Which blood test should be requested?
  • Creatine kinase; this test is a highly useful test for muscular dystrophies (often elevated 10-100x), and it is elevated from birth. If CK is normal then muscular dystrophy can be excluded as a diagnosis. 
These are the results:
  • Creatine Kinase (CK) very high, abnormal liver function tests (Alanine Transferase [ALT])
  • CK is often extremely elevated in muscular dystrophies. ALT can also be raised; this is not a sign of liver failure but this further indicates muscle breakdown (ALT is produced by damaged muscle and/or liver cells).

The GP tells the family that there seems to be a problem with Freddie’s muscles and she refers Freddie urgently to the paediatric team with expertise in neuromuscular diseases.

What other test is needed?
  • Blood test for DNA analysis (looking for a mutation in the dystrophin gene)
  • Screening other family members after genetic counselling 

The most likely diagnosis is Duchenne muscular dystrophy. The combination of the red flags in the clinical history and the elevated CK is highly suggestive. DNA testing for mutation in the dystrophin gene will give the diagnosis in most cases.

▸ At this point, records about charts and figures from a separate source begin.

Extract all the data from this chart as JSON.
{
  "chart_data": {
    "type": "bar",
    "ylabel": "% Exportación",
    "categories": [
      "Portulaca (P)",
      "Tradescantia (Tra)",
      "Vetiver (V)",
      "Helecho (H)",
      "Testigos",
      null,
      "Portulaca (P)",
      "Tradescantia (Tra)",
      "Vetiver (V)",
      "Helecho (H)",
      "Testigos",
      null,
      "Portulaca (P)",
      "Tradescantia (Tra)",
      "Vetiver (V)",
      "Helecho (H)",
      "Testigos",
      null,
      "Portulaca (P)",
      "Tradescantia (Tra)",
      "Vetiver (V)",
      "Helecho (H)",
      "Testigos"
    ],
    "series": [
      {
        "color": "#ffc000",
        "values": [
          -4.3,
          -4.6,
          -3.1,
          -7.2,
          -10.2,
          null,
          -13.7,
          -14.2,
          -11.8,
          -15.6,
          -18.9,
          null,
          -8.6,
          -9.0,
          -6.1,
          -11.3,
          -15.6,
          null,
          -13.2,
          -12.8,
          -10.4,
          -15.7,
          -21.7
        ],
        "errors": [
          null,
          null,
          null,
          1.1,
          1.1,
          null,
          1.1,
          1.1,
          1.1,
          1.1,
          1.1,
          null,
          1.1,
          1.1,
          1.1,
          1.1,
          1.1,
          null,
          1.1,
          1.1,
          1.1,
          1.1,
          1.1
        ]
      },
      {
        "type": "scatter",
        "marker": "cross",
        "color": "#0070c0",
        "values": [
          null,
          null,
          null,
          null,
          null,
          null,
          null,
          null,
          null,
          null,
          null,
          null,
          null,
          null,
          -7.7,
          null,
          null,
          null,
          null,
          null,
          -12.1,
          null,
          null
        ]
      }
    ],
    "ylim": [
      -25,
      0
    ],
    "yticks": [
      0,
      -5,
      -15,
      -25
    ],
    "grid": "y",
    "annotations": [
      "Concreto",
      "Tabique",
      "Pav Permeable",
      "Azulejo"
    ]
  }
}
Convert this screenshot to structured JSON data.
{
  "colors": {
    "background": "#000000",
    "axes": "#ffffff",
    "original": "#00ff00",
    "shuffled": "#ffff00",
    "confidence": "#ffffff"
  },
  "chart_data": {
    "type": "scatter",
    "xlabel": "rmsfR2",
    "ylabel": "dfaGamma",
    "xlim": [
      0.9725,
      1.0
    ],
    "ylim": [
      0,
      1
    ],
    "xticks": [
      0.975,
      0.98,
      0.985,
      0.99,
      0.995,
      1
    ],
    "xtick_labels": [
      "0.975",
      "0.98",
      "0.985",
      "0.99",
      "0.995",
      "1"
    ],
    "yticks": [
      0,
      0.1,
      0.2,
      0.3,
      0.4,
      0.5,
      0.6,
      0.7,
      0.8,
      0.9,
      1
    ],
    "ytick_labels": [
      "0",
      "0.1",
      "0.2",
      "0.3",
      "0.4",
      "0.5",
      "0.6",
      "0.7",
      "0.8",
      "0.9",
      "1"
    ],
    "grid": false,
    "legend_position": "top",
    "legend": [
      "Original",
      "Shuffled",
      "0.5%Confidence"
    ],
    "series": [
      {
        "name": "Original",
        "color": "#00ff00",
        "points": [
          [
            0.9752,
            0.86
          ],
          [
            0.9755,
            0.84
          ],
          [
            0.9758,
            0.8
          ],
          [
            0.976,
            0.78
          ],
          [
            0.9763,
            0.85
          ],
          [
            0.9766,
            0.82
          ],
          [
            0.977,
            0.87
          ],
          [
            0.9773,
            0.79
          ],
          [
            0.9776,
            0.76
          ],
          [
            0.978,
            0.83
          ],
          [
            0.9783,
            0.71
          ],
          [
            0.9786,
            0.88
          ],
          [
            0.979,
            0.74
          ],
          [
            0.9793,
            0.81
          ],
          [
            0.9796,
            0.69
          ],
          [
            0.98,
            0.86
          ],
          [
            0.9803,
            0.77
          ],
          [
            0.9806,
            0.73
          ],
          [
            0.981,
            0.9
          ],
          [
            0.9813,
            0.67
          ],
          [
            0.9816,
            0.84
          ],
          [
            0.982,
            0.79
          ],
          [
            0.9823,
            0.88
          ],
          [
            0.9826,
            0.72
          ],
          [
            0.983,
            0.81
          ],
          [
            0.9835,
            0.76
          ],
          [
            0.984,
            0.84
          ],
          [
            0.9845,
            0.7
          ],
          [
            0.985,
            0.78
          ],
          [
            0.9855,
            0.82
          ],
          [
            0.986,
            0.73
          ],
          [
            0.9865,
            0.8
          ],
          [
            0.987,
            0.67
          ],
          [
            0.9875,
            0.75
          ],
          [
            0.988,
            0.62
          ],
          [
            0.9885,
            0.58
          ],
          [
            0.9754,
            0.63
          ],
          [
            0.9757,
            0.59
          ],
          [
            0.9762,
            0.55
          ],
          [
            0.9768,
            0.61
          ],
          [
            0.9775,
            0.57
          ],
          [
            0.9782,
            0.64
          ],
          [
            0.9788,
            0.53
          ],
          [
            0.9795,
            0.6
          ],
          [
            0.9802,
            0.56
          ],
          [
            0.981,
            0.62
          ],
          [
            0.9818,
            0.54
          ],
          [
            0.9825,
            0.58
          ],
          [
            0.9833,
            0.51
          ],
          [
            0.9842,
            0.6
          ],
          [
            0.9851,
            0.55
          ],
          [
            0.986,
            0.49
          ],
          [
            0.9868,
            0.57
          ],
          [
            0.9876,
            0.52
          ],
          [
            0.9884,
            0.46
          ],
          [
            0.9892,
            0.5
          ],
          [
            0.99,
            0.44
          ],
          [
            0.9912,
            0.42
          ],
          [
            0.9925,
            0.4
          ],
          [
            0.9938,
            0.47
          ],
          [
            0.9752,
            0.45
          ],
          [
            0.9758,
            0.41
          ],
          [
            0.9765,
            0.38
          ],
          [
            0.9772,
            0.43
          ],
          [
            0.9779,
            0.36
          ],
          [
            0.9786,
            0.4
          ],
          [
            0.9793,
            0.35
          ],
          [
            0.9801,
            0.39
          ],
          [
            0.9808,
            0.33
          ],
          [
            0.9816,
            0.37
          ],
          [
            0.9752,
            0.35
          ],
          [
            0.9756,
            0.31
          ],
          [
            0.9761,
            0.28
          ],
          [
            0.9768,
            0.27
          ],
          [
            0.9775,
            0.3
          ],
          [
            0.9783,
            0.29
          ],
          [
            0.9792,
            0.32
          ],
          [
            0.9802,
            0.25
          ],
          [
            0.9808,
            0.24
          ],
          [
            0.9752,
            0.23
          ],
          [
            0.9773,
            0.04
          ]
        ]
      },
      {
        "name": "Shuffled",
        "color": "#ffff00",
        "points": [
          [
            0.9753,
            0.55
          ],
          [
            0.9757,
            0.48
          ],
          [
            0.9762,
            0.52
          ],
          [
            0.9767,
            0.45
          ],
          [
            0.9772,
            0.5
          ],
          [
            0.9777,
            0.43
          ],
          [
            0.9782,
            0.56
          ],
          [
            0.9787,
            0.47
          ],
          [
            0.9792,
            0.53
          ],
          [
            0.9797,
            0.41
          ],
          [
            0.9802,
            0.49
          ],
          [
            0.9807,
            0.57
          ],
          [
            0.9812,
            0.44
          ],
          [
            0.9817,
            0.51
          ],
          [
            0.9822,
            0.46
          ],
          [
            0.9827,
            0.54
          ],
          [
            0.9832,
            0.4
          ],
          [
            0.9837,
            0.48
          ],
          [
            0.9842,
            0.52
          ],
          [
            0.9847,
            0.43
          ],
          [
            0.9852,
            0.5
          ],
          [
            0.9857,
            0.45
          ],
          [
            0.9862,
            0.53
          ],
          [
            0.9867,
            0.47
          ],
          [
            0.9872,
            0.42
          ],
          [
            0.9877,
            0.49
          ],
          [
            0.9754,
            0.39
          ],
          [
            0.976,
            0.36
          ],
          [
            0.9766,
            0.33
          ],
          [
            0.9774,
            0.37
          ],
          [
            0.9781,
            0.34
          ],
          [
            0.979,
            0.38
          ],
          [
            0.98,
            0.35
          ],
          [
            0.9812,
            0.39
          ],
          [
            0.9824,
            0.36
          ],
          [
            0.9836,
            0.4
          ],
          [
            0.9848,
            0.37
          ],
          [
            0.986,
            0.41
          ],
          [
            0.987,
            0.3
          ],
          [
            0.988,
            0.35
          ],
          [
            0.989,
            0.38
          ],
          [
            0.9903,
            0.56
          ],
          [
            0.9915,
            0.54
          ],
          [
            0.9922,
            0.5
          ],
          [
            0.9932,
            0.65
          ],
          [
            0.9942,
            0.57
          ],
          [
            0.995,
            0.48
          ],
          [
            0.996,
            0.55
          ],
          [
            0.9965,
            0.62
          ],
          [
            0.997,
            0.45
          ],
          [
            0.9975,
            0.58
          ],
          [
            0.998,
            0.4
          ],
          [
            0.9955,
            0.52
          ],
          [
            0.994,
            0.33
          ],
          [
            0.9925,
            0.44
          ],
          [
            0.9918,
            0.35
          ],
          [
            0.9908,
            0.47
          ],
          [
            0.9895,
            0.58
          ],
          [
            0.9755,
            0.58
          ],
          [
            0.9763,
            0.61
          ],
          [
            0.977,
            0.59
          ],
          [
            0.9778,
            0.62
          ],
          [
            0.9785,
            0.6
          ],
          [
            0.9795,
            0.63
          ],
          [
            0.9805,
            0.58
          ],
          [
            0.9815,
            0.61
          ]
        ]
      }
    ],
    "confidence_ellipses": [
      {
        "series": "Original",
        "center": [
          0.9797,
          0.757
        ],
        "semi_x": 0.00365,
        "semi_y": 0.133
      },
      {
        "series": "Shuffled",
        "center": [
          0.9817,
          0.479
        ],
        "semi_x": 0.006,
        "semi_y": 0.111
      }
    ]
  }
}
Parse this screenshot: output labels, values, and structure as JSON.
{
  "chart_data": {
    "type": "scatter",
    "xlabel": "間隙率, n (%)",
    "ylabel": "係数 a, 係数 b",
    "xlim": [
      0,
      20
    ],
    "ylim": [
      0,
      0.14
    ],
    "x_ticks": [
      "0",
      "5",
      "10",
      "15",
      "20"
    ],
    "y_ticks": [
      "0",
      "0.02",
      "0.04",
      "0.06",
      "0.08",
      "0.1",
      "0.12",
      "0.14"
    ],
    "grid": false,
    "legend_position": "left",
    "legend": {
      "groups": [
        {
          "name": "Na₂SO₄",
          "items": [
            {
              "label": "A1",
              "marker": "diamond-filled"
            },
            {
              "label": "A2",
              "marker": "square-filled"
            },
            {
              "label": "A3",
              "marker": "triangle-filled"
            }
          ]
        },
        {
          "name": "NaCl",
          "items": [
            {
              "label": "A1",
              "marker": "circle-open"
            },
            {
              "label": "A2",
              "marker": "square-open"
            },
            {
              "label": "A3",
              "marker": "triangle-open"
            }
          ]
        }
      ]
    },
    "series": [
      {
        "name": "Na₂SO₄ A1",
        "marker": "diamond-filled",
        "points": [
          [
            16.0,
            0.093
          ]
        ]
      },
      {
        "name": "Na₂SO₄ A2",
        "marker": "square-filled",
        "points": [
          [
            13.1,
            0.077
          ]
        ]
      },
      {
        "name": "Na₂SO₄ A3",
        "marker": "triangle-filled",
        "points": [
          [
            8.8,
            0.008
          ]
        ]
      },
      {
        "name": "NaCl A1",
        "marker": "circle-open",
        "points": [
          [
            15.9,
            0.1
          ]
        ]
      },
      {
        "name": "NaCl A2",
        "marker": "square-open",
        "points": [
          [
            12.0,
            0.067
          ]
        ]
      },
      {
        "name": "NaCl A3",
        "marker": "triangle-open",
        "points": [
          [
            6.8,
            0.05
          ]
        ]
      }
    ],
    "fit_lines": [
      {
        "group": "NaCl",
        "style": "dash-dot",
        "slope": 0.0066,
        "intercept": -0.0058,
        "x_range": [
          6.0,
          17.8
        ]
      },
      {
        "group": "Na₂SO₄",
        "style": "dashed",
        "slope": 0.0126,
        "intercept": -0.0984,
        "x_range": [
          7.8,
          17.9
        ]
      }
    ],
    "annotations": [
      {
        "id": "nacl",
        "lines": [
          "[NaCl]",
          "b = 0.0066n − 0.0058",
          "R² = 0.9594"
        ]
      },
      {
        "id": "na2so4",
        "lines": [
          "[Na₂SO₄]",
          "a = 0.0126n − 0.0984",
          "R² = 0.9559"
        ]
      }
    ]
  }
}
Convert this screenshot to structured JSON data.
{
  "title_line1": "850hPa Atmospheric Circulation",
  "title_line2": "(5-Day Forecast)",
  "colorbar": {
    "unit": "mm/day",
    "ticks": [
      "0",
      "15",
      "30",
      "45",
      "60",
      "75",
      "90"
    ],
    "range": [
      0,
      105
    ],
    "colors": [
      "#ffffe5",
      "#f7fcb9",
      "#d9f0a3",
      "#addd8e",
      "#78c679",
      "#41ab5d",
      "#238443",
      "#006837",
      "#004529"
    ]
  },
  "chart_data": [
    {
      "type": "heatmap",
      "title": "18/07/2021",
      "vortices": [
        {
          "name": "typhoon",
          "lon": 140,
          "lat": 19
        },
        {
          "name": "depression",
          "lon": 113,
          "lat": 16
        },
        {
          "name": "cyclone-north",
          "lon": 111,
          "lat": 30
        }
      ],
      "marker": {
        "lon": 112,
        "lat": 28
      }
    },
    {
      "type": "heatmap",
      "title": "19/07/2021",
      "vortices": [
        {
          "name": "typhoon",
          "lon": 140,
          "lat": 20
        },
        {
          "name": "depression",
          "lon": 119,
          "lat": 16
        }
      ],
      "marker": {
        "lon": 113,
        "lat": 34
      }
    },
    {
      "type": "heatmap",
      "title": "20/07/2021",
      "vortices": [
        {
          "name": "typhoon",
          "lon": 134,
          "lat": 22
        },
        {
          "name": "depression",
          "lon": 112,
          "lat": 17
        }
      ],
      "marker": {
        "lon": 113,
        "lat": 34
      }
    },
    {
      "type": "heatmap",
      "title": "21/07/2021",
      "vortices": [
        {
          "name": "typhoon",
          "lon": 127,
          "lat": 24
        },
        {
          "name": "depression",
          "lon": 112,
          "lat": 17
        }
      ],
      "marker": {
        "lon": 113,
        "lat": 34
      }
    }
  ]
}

What is the inheritance patterns of this condition?
  • X-linked recessive. 
  • The DMD gene is located on the X chromosome. Boys have one X chromosome and one Y chromosome, girls have two X chromosomes. Women carry the DMD gene but this does not usually cause muscle problems. This is because women have two X chromosomes and the unaffected X chromosome can compensate for the faulty one. In contrast boys only have one X chromosome, therefore cannot compensate for the faulty gene. Boys with the faulty gene will therefore always have symptoms of the condition.
  • In about 70% of the cases the condition is passed on from mother to child (in 30% of the cases, there is a new mutation). For a mother carrying the DMD gene, there is a 50% chance she passes on her faulty X chromosome on to her child. That means that if the child is a boy, he has a 50% chance to be affected by Duchenne muscular dystrophy. If it is a girl, she has a 50% chance of being a carrier of Duchenne muscular dystrophy. This is called X-linked inheritance and typically affects single genes.
What treatment is the current standard in this condition?
  • Corticosteroids are currently the only medication available that slow the decline in muscle strength (i.e., keep the boys walking for longer), stabilise respiratory function and may protect cardiac function. Steroids are usually started between the ages of 4-8 once muscle function has reached a plateau phase (“steady state”). In this plateau phase it is unlikely that any new motor skills will be acquired. After this the child’s motor skills will gradually start to decline (which may manifest as frequent falls and reduction in walking distance).